I've noticed that often when someone experiences the death of a child, as time passes, they begin to fall into a victim role in their mentality. The victim role manifests itself through thoughts such as: "why me?" "how could God do this to me?" "what did I do to deserve this?" I admit that on occasion I have been guilty of asking such questions. In the case of the death of a loved one, the victim role is misplaced and inaccurate. In our case, Laynee was a victim of drowning. I was not a victim, just a very sad, grief stricken mommy. It is critical to know and recognize the difference. As parents we view our children as a part of us, their lives intricately entwined into the very fiber of our being. When a child dies it feels as though a part of our soul goes with them. It feels much like a very personal attack on us. We tend to have hurt feelings and feel offended that God would do such a thing to us. This victim perspective is dangerous as it allows the enemy to have a firm grip on us and he will devour us in this role. He builds upon the lie that God is against us.

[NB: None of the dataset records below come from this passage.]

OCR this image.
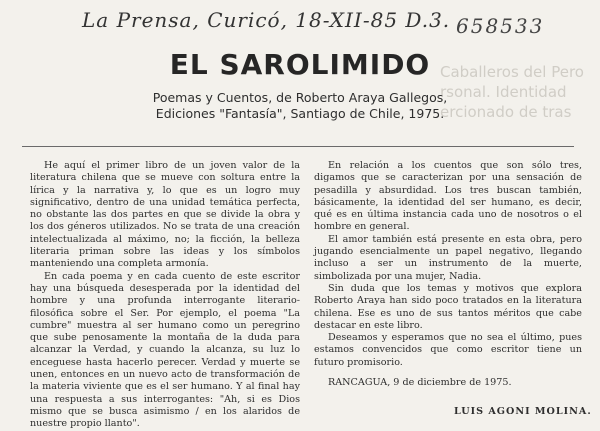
La Prensa, Curicó, 18-XII-85 D.3. 658533
Caballeros del Pero
rsonal. Identidad
ercionado de tras
EL SAROLIMIDO
Poemas y Cuentos, de Roberto Araya Gallegos,
Ediciones "Fantasía", Santiago de Chile, 1975.

He aquí el primer libro de un joven valor de la literatura chilena que se mueve con soltura entre la lírica y la narrativa y, lo que es un logro muy significativo, dentro de una unidad temática perfecta, no obstante las dos partes en que se divide la obra y los dos géneros utilizados. No se trata de una creación intelectualizada al máximo, no; la ficción, la belleza literaria priman sobre las ideas y los símbolos manteniendo una completa armonía.

En cada poema y en cada cuento de este escritor hay una búsqueda desesperada por la identidad del hombre y una profunda interrogante literario- filosófica sobre el Ser. Por ejemplo, el poema "La cumbre" muestra al ser humano como un peregrino que sube penosamente la montaña de la duda para alcanzar la Verdad, y cuando la alcanza, su luz lo enceguese hasta hacerlo perecer. Verdad y muerte se unen, entonces en un nuevo acto de transformación de la materia viviente que es el ser humano. Y al final hay una respuesta a sus interrogantes: "Ah, si es Dios mismo que se busca asimismo / en los alaridos de nuestre propio llanto".

En relación a los cuentos que son sólo tres, digamos que se caracterizan por una sensación de pesadilla y absurdidad. Los tres buscan también, básicamente, la identidad del ser humano, es decir, qué es en última instancia cada uno de nosotros o el hombre en general.

El amor también está presente en esta obra, pero jugando esencialmente un papel negativo, llegando incluso a ser un instrumento de la muerte, simbolizada por una mujer, Nadia.

Sin duda que los temas y motivos que explora Roberto Araya han sido poco tratados en la literatura chilena. Ese es uno de sus tantos méritos que cabe destacar en este libro.

Deseamos y esperamos que no sea el último, pues estamos convencidos que como escritor tiene un futuro promisorio.

RANCAGUA, 9 de diciembre de 1975.

LUIS AGONI MOLINA.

Recently, in my "aah ha" moment, I was struck with the clear truth that Laynee's death was not personal at all. Her death was not about me. Even though she felt like such a part of me, she was her own individual person. Though our paths crossed in a most intimate way, the journey was not one and the same. God had a plan for her life that was seperate from his plan for my life. His plan for Laynee was short, only 2.5 years. She would be born to earth on Jan. 30, 2007 and would be taken to heaven on Sept. 7, 2009. In the time between, God planned for her to be cherished and treasured by our family. His plan to take her was not about me, it was simply his divine plan for Laynee. My God, in his great mercy and wisdom had a seperate plan for me. Part of that plan was to bless me with the awesome priviledge of being Laynee's mommy. Also part of his plan was to provide me with what I needed to withstand the onslaught of sorrow that would come as a result of the completion of Laynee's plan. He would use Laynee's plan and the ensuing grief to strengthen me, to discipline me and ultimately......to refine me.
When we allow ourselves to step outside the box and look at the big picture, to see ourselves as unique and individual entities, we can see that when he chooses to take our loved ones home, it is not about us but about his perfect plan. Only then can we see that his plan for us is to shower us with love, mercy and grace in the shadow of death. That is about us............That is personal..............That is perfect love.
For I know the plans I have for you,"
declares the LORD, "
plans to prosper you and not to harm you,
plans to give you hope and a future.